In a market where Big Tech is spending billions with thousands of engineers, a 26-person startup built a 400B-parameter open-source LLM for $20 million. And it became the #1 most-used open model on OpenClaw.
What is this?
Arcee AI is a San Francisco startup that most people haven't heard of yet. It started as a B2B business doing LLM fine-tuning for enterprise clients like SK Telecom — but CEO Mark McQuade decided they couldn't keep relying on other companies' models. So in late 2025, they started building their own from scratch.
The result is the Trinity series. They shipped smaller models first (Nano 6B, Mini 26B) in December 2025, then Trinity Large (400B) in January 2026, and finally Trinity-Large-Thinking — a reasoning-enhanced version — on April 1, 2026. All of this happened in just 9 months on a total budget of $20 million.
The timing is significant. When Anthropic announced that Claude Code subscribers would need to pay extra to use OpenClaw, the community started looking for alternatives. Trinity-Large-Thinking scored 91.9 on PinchBench — the benchmark specifically designed for OpenClaw agent tasks — just behind Claude Opus 4.6's 93.3. At $0.90 per million output tokens, it's 96% cheaper.
What makes it different?
The biggest differentiator is the license. Trinity ships under Apache 2.0 — no strings attached. Meta's Llama has faced criticism for its restrictive commercial conditions, and Chinese models (DeepSeek, Qwen) — while technically impressive — are a no-go for many U.S. and European companies due to data sovereignty concerns.

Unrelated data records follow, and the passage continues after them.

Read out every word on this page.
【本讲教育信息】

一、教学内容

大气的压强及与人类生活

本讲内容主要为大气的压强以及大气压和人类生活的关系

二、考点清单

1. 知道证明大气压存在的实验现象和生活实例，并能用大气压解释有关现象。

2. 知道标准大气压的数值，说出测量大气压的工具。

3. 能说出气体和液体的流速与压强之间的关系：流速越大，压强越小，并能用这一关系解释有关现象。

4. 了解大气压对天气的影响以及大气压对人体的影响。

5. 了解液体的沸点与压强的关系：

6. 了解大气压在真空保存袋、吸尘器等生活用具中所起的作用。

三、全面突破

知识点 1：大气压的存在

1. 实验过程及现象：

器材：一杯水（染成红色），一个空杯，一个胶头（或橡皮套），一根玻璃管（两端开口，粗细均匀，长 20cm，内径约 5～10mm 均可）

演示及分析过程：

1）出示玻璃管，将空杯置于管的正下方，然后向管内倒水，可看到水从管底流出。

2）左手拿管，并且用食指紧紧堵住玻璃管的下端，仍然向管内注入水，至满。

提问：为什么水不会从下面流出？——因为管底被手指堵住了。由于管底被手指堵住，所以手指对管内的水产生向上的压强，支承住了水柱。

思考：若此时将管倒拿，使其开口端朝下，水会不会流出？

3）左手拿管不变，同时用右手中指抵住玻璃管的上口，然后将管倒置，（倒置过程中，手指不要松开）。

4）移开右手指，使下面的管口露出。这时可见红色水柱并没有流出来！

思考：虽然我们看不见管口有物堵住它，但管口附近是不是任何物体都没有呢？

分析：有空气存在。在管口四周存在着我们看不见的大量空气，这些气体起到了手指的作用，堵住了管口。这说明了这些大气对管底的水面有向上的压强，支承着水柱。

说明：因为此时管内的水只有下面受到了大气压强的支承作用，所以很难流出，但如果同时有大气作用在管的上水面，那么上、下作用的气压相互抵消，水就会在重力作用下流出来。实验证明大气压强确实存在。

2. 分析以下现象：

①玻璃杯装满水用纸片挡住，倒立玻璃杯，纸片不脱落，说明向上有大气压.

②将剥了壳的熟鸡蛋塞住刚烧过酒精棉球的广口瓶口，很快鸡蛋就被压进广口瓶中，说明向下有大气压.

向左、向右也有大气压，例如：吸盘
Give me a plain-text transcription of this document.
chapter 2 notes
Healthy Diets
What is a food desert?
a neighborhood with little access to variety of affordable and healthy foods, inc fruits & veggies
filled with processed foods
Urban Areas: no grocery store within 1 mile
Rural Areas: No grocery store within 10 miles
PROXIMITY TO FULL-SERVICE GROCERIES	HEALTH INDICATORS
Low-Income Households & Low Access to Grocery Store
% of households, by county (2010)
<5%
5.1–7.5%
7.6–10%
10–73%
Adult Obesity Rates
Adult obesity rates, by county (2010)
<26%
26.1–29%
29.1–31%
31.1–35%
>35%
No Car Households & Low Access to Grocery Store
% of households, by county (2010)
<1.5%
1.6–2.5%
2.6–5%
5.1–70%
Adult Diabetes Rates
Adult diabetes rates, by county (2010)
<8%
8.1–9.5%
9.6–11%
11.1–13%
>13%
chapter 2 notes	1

Trinity fills that gap. Anyone can download the weights, run them on-premises, fine-tune on their own data, and deploy commercially. No restrictions. Hugging Face co-founder Clement Delangue put it well: "The strength of the US has always been its startups. Arcee shows that it's possible!"
| Claude / GPT-4o (Closed) | Trinity-Large-Thinking | Llama 4 (Meta) | |
|---|---|---|---|
| License | API lock-in, proprietary | Apache 2.0 (fully open) | Meta conditional license |
| On-premises | Not possible | Yes (download weights) | Yes (commercial limits apply) |
| PinchBench | 93.3 (Opus 4.6) | 91.9 | N/A |
| Cost (1M output tokens) | $25 (Opus) | $0.90 | Varies by cloud |
| Active parameters | Dense architecture | 13B active / 400B total (MoE) | Maverick MoE |
The architecture is clever. Trinity uses a Mixture-of-Experts (MoE) design with 256 expert models, but only 4 activate per token. Total parameters: 400B. Active at inference: just 13B (1.56%). The result is 2–3x faster inference than comparable models on the same hardware.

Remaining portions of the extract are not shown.